Originally Published in my column for RoadRUNNER Magazine on: 7/10/2014
Fanfare for Return (Half Way)
Arriving home is a strange and bittersweet feeling. The journey is only half over but coming home in the middle creates some type of finality. From this point forward I will have riding companions for the majority of the trip. For many people the Colorado portion is the highlight of their TAT experience. It really is hard to beat. Stunning views alongside technical challenges make it an adventure rider’s playground on a grand scale. Calling this area home, has allowed me to explore much of the western portions of the TAT over the years in various chunks. I am excited, but it is much different from the anxiety that I experienced when I started off alone so many weeks earlier.
I cannot help but wonder how I feel when it is time to start the second half of the journey. Living in Colorado makes for a great pit stop. It affords me the opportunity to take a break, catch up with the family and perform some much-needed maintenance on the KLR. But once I role into my garage, and see my family, I will never again be able to recapture that feeling of starting TAT. Every trip holds a certain amount of the unknown, but this one held so much more; self-discovery, solitude and healing. Having companions will lessen the anxiety of the second of half of the trip. But it also no doubt will change the dynamic. Fortunately, the first half of my journey was drama and mostly maintenance free. No doubt a direct results of “traveling alone” and being watched over a little more closely. But
Back on the trail, I push hard to arrive home in time to pick up my girls, Nya and Sophia from school. I drop off the bike, peel off my riding pants, put on my sandals, and immediately head down to their school. I have not seen them in weeks and I am excited to surprise them. My wife, Beth joins me. She heads inside to sign them out, while I stay hidden around a corner.

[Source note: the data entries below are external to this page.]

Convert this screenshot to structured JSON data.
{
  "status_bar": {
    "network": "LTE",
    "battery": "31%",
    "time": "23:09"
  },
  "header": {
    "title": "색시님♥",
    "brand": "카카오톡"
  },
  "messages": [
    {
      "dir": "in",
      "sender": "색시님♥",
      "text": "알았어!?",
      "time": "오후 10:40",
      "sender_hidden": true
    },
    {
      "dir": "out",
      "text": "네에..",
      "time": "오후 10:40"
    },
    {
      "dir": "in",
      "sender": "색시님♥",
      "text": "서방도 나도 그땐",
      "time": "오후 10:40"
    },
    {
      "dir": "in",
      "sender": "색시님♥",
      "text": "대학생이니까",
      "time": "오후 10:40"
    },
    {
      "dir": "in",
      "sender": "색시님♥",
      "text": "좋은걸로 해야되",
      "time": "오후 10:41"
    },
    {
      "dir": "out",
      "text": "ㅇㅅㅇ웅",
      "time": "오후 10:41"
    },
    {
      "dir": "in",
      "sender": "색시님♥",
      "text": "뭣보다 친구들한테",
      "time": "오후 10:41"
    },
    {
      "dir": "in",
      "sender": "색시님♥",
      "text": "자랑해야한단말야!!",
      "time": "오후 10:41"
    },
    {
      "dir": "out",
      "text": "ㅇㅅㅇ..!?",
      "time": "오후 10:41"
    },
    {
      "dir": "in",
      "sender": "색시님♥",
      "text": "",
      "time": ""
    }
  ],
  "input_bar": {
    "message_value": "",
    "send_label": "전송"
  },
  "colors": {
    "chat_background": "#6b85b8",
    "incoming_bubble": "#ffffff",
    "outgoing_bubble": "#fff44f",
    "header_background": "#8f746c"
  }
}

Their reaction makes the break in the middle all the more special for me and solidifies that I have made the right choice of splitting the journey into two parts. I know in a few minutes their excitement will wane, and they will be off playing, but for now I can revel in being a hero to them for at least a few moments; moments that will pass even quicker as they get older each year. I miss them while I am away, but I hope my absences will inspire them, as they grow up. Show them how they can, “have a life, share a life and experience life all at once, even when the world around them may not always encourage them to do so.
Who knows? Perhaps one day they will sneak up on me some unsuspecting afternoon and tell me all about their latest amazing adventures!